I raised a brow. “How do you bear the noise?”
Cities were exhausting even when dimming our senses, but to live inside an apartment building with the scuffling sounds of a thousand mortals. Disgusting.
“Neighbors? Oh, I kill them.” Mora sipped her drink. “I limit myself to one indiscretion a month for the sake of maintaining a low profile, but truthfully, if you’re gonna blast music at two in the morning because you believe your ears deserve to drown in the acoustics of bad sounds, you deserve to die.”
“Quite the opinion.”
“I won’t be kept awake because of someone else’s poor life choices.”
“So you take their life.” I drank the fruity concoction she’d offered. It sizzled on my tongue with the faintest acidic trace. “Mmm. What is this?”
“Unicorn. Hard to get but worth every drop.”
“Delicious. I could get used to this humble place for a time.”
“You can’t stay here, sweetheart. I adore your presence—despite your curt attitude—but you’re on everyone’s radar, and it’s unlikely I’ll be able to shake the attention away like I did before.”
I glowered, taking a big gulp of the wonderful drink. It was like swallowing rainbows. Sweet and sour and sharp all at once. Gods, I’d love to devour some good unicorn meat.
“However, you’re welcome to stay until your mortal lover recovers or until Kell returns to the city. Gives you a week.”
“Two things.” I held up my fingers because, between the toxins of the drink blurring my vision and the blood loss to heal Walter, I felt woozy. “First, he’s not my lover. That’s the Diabolic bond. Already explained that which, if you’d listened, you’d know. Two—second, after first… How is Kell out of the city? How are you functioning with your bond yanking at your host body?”
“Three things, my dearest, darling, dashing Bezzy. One, you’ve got to learn to hold your drinks.” She finished her cup. “Two, the emotional connection conjured through a Diabolic bond doesn’t exist. Loyalty is forced by commands. It compels the body. Not the heart or mind. Lie to yourself if you wish, but you’re not fooling me.”

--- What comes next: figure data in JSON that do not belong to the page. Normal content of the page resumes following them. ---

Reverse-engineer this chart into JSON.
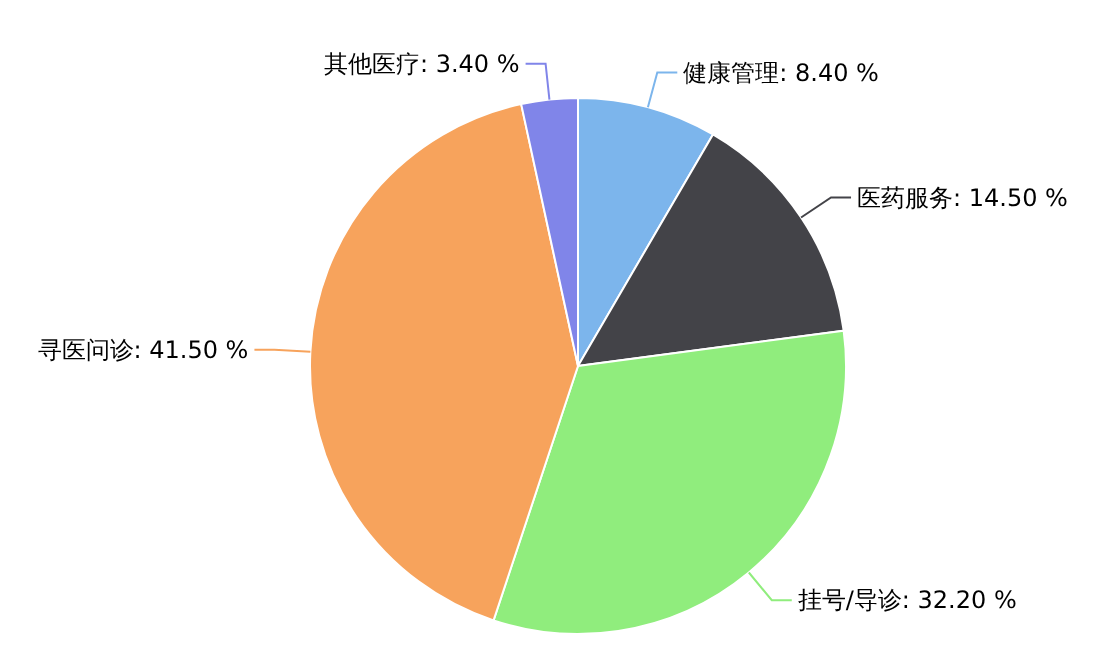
{
  "chart_data": {
    "type": "pie",
    "categories": [
      "健康管理",
      "医药服务",
      "挂号/导诊",
      "寻医问诊",
      "其他医疗"
    ],
    "values": [
      8.4,
      14.5,
      32.2,
      41.5,
      3.4
    ],
    "value_labels": [
      "8.40 %",
      "14.50 %",
      "32.20 %",
      "41.50 %",
      "3.40 %"
    ],
    "colors": [
      "#7cb5ec",
      "#434348",
      "#90ed7d",
      "#f7a35c",
      "#8085e9"
    ],
    "legend": false
  }
}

I prepared to interrupt, but my jaw dropped, and I remained speechless. Mora had ranted about how every bond she’d gone into had made her and her mortals closer, implying the bond itself held some emotional tether. That was what this had to be. I was ready to kill Worthless Walter. It was the bond that prevented that. It was the bond that made me agree to his asinine plan. It was the bond that made me save his life. My heart raced. That was all this was. A Diabolic connection out of my control. Either of our control.
“Third, and this one’s important.” Mora stood, smiling. “The leash that holds you two is dictated by the Diabolic. You’re only forced to remain at his side because you wish it. I’ve got enough slack and comfort to let Kell cross an ocean before I feel the reel of our tether.”
“That makes sense,” I interjected, ignoring her second comment, which I lacked a response to. “Subconsciously, I know Walter is utterly incompetent and would die the instant I lost track of him. Hence him literally almost dying, so clearly, that’s why the leash is so tight.”
“Or, like a good puppy, you want to stay close by.” She patted my head like a dog until I bared my teeth. “Angry puppy. Come along. I’ll make you something else to drink with less of a kick. I’ve got pixie kidneys. Blend them with a bit of orca blubber, and you’ve got a divine, tame cocktail.”